The audit began Thursday under the direct supervision of the United Nations and in the presence of the candidates’ agents, media, and foreign and local observers.
But the process has been marred by walkouts by representatives of presidential candidates, Abdullah Abdullah and Ashraf Ghani.
The latest dispute emerged Saturday when differences on how to treat ballot papers not signed “properly” by voters prompted the Independent Election Commission to suspend the audit.
But the commission said with the help of U.N. experts the audit resumed Sunday.
Analysts anticipated problems from the outset because there were no “clearly defined rules.”
“It felt like the referee had blown his whistle and the football match had started, not almost quite sure what a goal was," said Kate Clark of the Kabul-based Afghanistan Analysts Network (AAN), who has been closely monitoring the vote scrutiny.
"So it was bound to cause trouble, because at the moment it is a technical issue, but it is also deeply, deeply political, and actually both teams are looking for how they can maximize their share of the vote,” she said.
Last week U.S. Secretary of State John Kerry persuaded the candidates to agree to a full audit of the contentious runoff vote.
Candidate Abdullah had alleged “industrial scale fraud” with the support of outgoing President Hamid Karzai to help Ghani, and the Ghani campaign accused Abdullah of vote rigging in his traditional political strongholds.
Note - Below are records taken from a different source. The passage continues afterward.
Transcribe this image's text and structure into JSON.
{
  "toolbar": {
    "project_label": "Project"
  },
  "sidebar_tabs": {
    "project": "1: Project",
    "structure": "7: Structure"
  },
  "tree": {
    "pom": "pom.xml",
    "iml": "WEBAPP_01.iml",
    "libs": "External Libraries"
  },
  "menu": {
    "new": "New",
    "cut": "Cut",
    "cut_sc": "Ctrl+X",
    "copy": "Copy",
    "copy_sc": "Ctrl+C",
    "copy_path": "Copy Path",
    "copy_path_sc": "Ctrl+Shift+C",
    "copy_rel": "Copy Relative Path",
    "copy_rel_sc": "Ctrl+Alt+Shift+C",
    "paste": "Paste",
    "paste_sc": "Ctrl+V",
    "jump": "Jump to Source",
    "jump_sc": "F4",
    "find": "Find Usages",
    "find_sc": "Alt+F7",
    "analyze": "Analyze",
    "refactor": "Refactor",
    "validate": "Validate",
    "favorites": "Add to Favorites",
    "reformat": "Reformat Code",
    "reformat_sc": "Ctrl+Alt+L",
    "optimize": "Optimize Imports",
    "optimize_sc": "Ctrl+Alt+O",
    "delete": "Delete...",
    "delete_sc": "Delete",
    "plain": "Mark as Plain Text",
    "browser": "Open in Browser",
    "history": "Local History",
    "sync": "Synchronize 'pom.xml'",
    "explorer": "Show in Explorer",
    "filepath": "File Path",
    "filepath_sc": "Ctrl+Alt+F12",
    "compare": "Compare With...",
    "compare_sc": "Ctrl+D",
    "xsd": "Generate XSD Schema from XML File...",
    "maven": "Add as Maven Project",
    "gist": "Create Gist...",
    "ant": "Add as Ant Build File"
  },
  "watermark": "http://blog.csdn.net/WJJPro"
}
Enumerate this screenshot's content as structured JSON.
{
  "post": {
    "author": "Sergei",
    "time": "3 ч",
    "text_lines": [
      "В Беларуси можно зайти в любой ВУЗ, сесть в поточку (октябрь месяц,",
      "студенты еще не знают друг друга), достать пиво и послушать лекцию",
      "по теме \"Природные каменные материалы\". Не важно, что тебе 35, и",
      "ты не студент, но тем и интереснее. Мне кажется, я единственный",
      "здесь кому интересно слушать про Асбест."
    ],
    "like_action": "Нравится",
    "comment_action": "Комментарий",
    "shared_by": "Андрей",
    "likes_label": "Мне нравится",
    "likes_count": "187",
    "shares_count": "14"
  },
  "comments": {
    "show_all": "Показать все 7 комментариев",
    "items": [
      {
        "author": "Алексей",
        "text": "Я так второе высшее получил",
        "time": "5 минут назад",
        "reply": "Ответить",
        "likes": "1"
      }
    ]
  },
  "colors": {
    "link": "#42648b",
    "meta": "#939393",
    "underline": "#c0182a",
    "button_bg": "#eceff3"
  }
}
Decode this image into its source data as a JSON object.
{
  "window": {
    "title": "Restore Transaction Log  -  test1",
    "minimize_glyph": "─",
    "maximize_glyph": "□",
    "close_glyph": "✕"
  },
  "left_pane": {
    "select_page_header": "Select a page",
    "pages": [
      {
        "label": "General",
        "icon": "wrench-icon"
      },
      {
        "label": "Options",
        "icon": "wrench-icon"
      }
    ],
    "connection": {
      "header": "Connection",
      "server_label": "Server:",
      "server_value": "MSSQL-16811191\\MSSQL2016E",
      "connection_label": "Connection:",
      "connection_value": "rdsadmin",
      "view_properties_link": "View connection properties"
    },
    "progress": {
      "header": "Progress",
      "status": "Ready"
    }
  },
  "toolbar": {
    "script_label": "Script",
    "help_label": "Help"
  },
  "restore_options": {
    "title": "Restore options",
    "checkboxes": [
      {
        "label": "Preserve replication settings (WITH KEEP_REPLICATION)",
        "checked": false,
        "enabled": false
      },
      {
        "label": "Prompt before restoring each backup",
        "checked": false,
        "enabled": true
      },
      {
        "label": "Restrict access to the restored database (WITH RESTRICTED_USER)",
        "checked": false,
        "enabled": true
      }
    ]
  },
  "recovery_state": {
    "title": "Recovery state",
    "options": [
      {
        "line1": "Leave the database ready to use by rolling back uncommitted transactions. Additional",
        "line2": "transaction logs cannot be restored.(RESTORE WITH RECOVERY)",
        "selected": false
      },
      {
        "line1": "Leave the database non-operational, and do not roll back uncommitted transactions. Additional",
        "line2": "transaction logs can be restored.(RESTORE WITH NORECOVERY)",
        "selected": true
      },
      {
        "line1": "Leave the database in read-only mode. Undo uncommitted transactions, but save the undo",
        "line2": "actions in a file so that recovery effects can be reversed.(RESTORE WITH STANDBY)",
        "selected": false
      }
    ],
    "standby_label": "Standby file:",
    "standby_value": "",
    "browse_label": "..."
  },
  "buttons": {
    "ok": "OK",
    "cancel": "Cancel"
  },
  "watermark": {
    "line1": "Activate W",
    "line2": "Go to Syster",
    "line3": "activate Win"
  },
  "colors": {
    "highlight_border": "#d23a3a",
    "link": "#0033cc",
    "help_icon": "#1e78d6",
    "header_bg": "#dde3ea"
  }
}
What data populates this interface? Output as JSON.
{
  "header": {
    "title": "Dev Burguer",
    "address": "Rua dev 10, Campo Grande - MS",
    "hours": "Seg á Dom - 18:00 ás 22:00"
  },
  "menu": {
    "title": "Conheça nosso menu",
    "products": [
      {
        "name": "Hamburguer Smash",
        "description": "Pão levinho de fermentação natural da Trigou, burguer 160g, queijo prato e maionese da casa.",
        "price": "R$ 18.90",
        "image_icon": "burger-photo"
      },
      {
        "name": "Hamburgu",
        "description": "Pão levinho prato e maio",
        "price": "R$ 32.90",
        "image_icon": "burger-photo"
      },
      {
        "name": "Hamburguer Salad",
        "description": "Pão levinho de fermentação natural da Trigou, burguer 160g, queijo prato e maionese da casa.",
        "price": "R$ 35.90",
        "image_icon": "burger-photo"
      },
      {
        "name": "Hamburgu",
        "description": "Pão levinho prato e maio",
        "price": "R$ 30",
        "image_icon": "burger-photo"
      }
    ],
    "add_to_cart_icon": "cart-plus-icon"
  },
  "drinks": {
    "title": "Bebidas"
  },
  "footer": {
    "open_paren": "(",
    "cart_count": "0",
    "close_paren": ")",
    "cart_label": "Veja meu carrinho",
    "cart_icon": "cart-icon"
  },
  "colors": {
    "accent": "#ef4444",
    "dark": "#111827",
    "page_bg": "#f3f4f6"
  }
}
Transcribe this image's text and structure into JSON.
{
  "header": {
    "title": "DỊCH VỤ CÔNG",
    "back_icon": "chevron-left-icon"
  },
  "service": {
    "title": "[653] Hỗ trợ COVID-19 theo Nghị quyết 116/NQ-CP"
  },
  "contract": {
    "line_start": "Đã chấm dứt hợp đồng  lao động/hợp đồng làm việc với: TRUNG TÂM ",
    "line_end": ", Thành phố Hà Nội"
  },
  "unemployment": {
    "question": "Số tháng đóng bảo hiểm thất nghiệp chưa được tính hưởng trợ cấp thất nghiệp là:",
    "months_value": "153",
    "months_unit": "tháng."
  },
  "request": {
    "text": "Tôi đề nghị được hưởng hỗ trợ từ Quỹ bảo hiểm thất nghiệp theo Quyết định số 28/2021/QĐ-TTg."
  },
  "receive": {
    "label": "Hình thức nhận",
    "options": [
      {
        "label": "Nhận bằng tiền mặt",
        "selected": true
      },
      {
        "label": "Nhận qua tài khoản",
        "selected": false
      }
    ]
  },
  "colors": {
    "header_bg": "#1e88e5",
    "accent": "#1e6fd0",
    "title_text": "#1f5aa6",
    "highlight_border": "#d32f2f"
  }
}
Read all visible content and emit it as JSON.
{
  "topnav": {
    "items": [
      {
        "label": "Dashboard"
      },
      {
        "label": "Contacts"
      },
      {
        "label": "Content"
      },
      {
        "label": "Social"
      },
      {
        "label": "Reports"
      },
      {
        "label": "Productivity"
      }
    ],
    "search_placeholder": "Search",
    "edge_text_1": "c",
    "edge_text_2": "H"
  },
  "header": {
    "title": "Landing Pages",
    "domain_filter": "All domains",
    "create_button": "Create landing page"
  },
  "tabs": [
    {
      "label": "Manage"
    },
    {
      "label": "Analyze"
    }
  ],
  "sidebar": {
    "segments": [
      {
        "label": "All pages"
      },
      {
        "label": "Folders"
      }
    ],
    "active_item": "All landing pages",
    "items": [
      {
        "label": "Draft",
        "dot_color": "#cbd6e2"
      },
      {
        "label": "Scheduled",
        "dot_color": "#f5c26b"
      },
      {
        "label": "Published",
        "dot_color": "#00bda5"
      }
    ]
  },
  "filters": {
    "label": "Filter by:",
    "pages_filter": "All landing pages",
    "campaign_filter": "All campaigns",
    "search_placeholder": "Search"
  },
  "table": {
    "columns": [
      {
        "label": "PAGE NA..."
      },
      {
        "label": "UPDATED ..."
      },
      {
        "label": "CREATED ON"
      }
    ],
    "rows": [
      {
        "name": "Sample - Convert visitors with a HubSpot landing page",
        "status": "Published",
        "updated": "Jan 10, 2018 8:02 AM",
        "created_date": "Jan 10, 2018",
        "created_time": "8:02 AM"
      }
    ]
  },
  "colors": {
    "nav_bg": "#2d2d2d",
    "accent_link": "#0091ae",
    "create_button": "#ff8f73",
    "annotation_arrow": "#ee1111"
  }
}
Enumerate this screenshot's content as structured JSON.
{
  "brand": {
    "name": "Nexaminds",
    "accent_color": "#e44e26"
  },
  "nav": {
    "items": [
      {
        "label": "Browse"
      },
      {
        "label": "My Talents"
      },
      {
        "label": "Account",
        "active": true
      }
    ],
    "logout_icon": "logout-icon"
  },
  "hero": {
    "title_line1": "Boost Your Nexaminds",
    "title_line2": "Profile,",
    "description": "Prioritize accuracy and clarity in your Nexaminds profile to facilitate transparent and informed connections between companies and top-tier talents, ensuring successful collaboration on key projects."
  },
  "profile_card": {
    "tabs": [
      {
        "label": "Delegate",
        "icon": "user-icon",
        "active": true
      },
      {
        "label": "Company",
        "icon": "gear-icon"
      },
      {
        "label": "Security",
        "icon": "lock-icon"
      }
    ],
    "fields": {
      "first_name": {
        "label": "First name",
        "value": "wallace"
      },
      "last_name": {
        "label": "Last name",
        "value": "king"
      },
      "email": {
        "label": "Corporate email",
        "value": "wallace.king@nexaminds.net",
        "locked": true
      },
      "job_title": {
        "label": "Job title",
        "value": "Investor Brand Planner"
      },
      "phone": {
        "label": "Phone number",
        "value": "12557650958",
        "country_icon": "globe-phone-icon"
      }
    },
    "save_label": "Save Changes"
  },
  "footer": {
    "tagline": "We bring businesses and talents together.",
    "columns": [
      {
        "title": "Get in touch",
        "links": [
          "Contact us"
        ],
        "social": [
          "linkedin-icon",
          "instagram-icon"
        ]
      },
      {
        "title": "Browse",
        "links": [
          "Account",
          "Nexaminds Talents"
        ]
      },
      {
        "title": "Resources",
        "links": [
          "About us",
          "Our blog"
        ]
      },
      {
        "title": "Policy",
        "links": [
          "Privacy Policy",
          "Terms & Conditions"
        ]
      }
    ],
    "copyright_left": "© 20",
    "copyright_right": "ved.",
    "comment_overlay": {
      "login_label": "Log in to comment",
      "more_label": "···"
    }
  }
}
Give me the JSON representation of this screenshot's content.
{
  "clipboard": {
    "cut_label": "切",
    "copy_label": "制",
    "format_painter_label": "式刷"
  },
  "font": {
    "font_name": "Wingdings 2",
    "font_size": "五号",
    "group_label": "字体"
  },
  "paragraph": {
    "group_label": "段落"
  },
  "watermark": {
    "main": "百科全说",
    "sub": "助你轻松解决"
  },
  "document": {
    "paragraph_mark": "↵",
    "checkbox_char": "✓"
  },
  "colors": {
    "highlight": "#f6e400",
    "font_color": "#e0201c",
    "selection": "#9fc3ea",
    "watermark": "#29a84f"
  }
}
But in the Kerry-mediated agreement, Abdullah and Ghani committed to abide by the audit results.
“There is significant international community oversight as well as candidate oversight in the process of counting those ballots. The most encouraging thing is both candidates are very responsible they know the consequence of the political transition process and they have agreed to accept the outcome of the ballot with certain parameters and those parameters are now in place," said General Joseph Dunford, U.S. Commander of NATO-led forces in Afghanistan.
In comments last week, Dunford said he is optimistic the process - and outcome - will be accepted by both candidates and the Afghan people.
Analyst Clark said a key NATO conference is scheduled September 3 to devise Afghanistan's future plans, and the country can barely afford further delays in its much-awaited political transitions.
“NATO wants to get things sorted. It wants the BSA, the Bilateral Security Agreement, signed with America. If President Karzai is still in place, that will not be signed and NATO cannot begin to start planning for post-2014 military support the Afghans need. That is why there is a sense of urgency but of course it depends on the audit and it is going painfully slow at the moment,” Clark said.
Most NATO-led forces will withdraw from Afghanistan by the end of this year.
A security agreement between Kabul and Washington to allow a residual foreign force to stay in the country for counterterrorism missions, advising, assisting and equipping Afghan forces, is awaiting signatures by the new Afghan president, because Karzai has refused to do so and left it for his successor.